How is knowledge going to be available in the future, and to whom? This is one of the biggest issues the academy faces today.
The UK higher education sector is trying to weather the great storm of decreasing funding and overstretched resources. To demonstrate value to funding bodies and, ultimately, to taxpayers, researchers are getting mixed messages about the need to publish and disseminate their work and how to do this. Currently, the academic paper remains the linchpin of reputation, but this provides little or no incentive for young researchers to share their findings earlier in the process with their peers in other disciplines.
Despite this tension, there is an encouraging trend towards openness in academic life, which seems like a return to, and an expansion of, the original ideal of a university as a community of scholars. Researchers may work in individual universities, but innovation often happens across institutions, disciplines, even countries. Collaborative websites such as myExperiment provide a way of sharing workflows, allowing, for example, information on sleeping sickness in African cattle to be used for research into better treatment for people in intensive care. And the Joint Information Systems Committee's work in virtual-research environments has given teams at the University of Oxford involved in cancer imaging a means of sharing images, information and algorithms to help advance cures for various forms of the disease.
In many ways we are seeing an "openness revolution" in the way we create, store, analyse and transmit information and research. Institutional or subject-related repositories - where researchers share material, find profiles, comment and learn together - have become a powerful vehicle for the dissemination and sharing of knowledge. With the growth of the information society, universities are no longer the sole guardians of enlightenment for many people, so they must work to assert their role as arbiters of knowledge. The creation of publicly accessible repositories is a signal of their potential contribution.
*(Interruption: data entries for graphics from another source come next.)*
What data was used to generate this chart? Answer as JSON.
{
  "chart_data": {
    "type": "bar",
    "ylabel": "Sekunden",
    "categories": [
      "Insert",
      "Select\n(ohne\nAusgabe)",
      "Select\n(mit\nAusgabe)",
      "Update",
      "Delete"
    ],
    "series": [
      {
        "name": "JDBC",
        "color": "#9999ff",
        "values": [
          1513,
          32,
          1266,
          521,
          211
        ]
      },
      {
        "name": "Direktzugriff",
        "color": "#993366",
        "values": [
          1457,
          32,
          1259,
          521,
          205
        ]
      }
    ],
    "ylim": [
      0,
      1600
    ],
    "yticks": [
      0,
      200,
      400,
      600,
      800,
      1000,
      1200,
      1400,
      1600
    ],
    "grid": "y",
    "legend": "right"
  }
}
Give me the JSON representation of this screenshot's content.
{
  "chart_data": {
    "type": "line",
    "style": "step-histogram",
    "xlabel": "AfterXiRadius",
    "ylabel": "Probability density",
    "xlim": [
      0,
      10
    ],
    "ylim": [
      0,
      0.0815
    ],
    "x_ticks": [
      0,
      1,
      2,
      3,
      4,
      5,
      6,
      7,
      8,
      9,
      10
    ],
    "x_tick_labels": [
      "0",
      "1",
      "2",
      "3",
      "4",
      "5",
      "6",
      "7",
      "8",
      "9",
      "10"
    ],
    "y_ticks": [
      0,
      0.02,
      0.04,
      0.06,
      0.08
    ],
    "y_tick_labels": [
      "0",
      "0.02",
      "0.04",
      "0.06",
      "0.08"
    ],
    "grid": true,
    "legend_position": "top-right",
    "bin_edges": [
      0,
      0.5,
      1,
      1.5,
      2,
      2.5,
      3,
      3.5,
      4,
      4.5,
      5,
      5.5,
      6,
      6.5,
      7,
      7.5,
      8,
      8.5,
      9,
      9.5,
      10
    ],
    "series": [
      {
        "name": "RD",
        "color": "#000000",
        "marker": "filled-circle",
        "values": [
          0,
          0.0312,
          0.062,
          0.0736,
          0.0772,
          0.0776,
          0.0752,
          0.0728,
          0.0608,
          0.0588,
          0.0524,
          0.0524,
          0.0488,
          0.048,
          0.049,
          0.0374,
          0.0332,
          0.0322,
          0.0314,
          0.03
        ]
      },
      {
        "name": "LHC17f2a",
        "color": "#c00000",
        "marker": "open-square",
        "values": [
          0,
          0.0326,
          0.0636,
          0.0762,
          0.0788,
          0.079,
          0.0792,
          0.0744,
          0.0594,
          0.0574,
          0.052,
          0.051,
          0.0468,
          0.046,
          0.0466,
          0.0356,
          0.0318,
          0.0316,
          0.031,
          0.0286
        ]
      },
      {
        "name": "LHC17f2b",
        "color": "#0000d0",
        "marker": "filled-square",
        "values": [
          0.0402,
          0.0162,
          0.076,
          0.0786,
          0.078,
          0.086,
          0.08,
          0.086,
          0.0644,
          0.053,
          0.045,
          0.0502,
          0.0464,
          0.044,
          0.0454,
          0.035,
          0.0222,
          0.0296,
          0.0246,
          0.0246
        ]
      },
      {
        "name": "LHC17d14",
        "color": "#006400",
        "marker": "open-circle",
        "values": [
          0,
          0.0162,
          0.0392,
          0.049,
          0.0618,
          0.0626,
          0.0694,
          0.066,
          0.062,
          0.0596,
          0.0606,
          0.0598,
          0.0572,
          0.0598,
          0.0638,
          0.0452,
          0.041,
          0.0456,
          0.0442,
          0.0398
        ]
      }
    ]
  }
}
The technology is already in place to underpin all of this, but leaders in research need to promote a culture of openness. We need the best researchers we can get, and an open flow of ideas can help to engage a new generation of scientists, philosophers, economists and linguists who, through sharing knowledge, can face up to the big issues of the 21st century.
UK researchers are universally respected, but to stay at the cutting edge they will need to scan the globe for innovation and inspiration. They will also have to be able to move between sectors and countries, as a recent report from Universities UK, The Future of Research, suggests. As Rufus Pollock, co-founder of the Open Knowledge Foundation, recently said, by easily sharing material we get the best use of it - "the best thing to do with your data will be thought of by someone else".
And does it matter whether it was the researcher or someone using their data thousands of miles away who made the scientific breakthrough? Not according to David Willetts, the universities and science minister, who recently posed the question: "What exactly is the economic problem if the next scientific discovery originates overseas, rather than here?" Our world now demands research focused on global challenges such as climate change, the elimination of tropical diseases and how to cope with an ageing population. And I agree with Willetts that the contribution of research to the economy and society as a whole "may come best if we encourage openness and innovation, not if we try to micromanage our universities".
This is exactly where the problem lies. Organisations such as Jisc and the British Library are seeking to inspire a content revolution supported by innovative technology. This October, a new exhibition at the British Library, Growing Knowledge: The Evolution of Research, will showcase some of the digital research tools that will transform how we create and share knowledge. But we also need a culture change. Although many have been quick to realise the potential of collaboration, there are limits to openness when research reputation is based on individual contributions.
Only by reappraising the mechanisms for academic recognition can we reflect the work being put into creating and preparing high-quality research. The fresh evaluation of criteria in the UK's research excellence framework is an opportunity to examine where the emphasis should fall. Open access to papers and data continues to improve the impact of our public funds - but in the meantime, digital tools can support informal sharing on levels that can still make a difference to how far one idea can travel.